The Righteous is an enthralling psychological thriller by Mark O’Brien that explores the concept of religion and the meaning of sin through a low budget lens.
Religion can exist for some as a form of control for ourselves and a form of personal comfort of what we don’t understand. What happens when we reach the end of our lives is a question that can keep a person up at night and the unknown answer to it is a scary thought to have. That’s why there’s comfort in the idea that living a good and moral life means that what lies beyond for us is only paradise and peace. However, this is only one interpretation we have. For many, God is a forgiving and kind spirit but for others, he is a vengeful and angry being. In The Righteous, we view a world where the latter reigns supreme.
The film follows Frederic (Henry Czerny), an ex-priest who suffers a devastating loss and finds himself at odds with himself. Despite no longer being a priest due to his relationship with his wife, Ethel (Mimi Kuzyk), both share a deep devotion to their Catholic faith. One night, a young man named Aaron (Mark O’Brien) stumbles upon their doorstep in an injured and frantic state. As he’s welcomed into Frederic and Ethel’s home, he begins to craft a close relationship with them which slowly turns sinister when Aaron’s true intentions come to light.
From the outset, The Righteous creates an immensely overwhelming atmosphere. Andrew Staniland lends a score to the film that’s unnerving and consistent with the dark black and white imagery that is created by cinematographer Scott McClellan which creates a world that feels empty and almost purgatory like in its design. There’s not many locations in The Righteous as it mostly centers itself around one house for much of its runtime. However, the oppressive imagery and music help create a piece that feels far bigger than it looks on the surface. As the film continues and the outside space around the film’s central location becomes darker and darker, it creates an almost entirely new world and reality that is much like our own but at its most haunting and fearful moments. A world that is ruled by a God we can’t see but we’re not entirely sure we would want to.
As the writer, director, producer and one of the three lead actors, Mark O’Brien has a lot on his plate to work through in the film. The Righteous is in many ways, a showcase of sorts for the actor’s abilities both behind and in front of the camera. The script features many monologues from each of its three lead actors that are all performed beautifully and directed with an intentional and clever sense of technical quietness behind the camera.
During one of the monologues near the end of the film that’s delivered by O’Brien’s character, the lighting around him darkens and envelops you in a trance as the camera remains static and almost remains trapped in the scene. Despite having a low budget as seen in its use of locations and small cast, O’Brien manages these usual shortcomings for independent films by creating a strong script that provides enough meat for himself and the rest of the cast around him to chew on and provide strong performances.
Henry Czerny gives a deeply engaging performance as a priest consumed by guilt and fear of what’s next for him, while Mimi Kuzyk provides the beating heart of the film as a deeply sympathetic and relatable character who grieves a loss and holds a deeply romantic view of her husband and her religion despite her losses and pain.
The Righteous works best as a deeply haunting and playful psychological thriller that gives you all the pieces to make your own conclusion.

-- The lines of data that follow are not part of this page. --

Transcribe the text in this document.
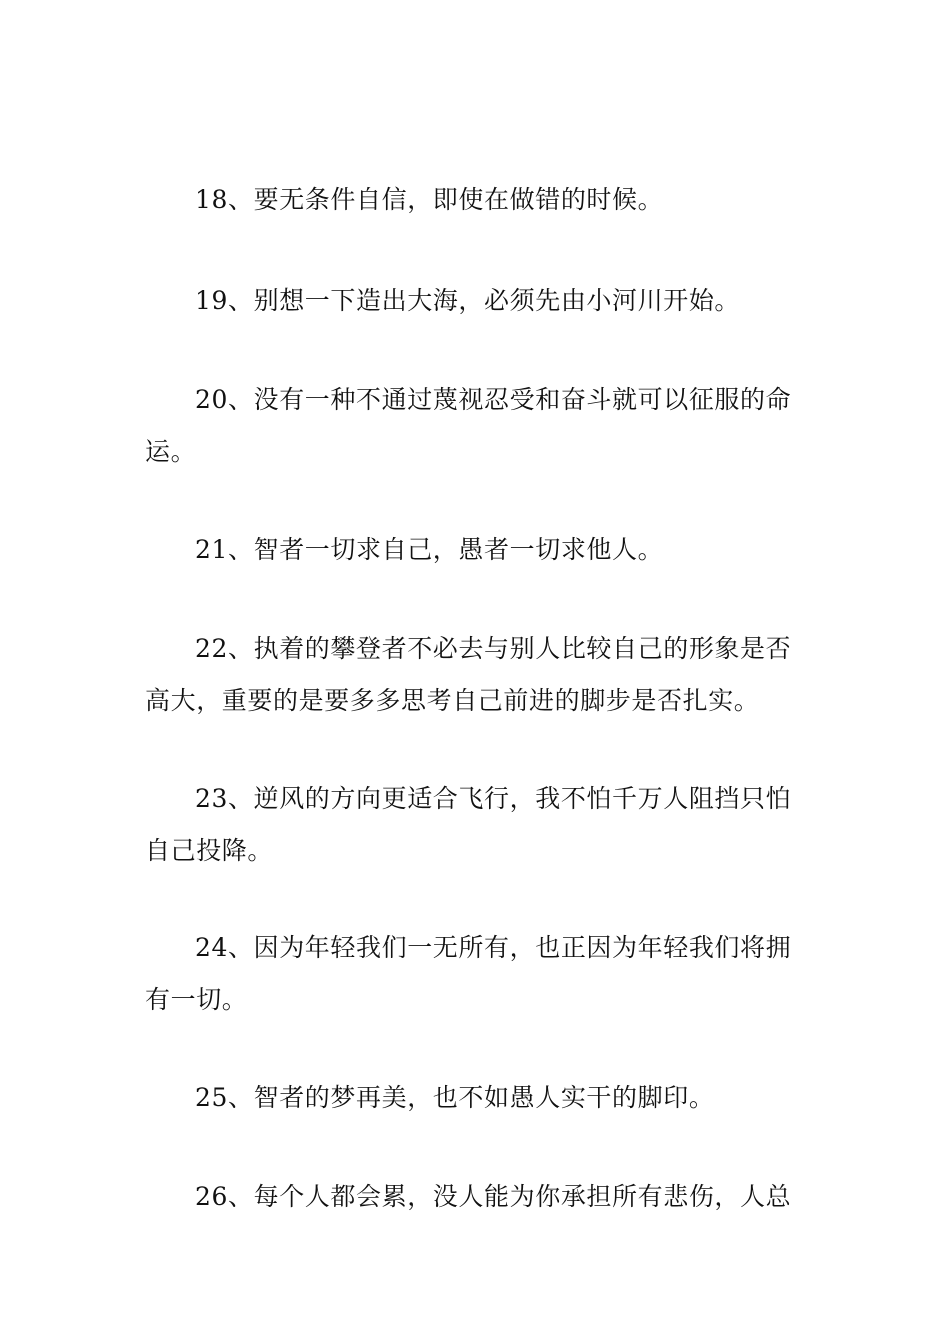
18、要无条件自信，即使在做错的时候。

19、别想一下造出大海，必须先由小河川开始。

20、没有一种不通过蔑视忍受和奋斗就可以征服的命运。

21、智者一切求自己，愚者一切求他人。

22、执着的攀登者不必去与别人比较自己的形象是否高大，重要的是要多多思考自己前进的脚步是否扎实。

23、逆风的方向更适合飞行，我不怕千万人阻挡只怕自己投降。

24、因为年轻我们一无所有，也正因为年轻我们将拥有一切。

25、智者的梦再美，也不如愚人实干的脚印。

26、每个人都会累，没人能为你承担所有悲伤，人总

Although the ending struggles to nail the landing as it tries to do more telling instead of showing, the film comes together as a pretty remarkable debut that explores religious horror in the most profoundly human way it can. Mark O’Brien enters the filmmaking scene with a major statement to make and it’s one that cements as a director to watch in the coming years.
The Righteous will be released on ARROW in the US, UK and EIRE on June 10, 2022.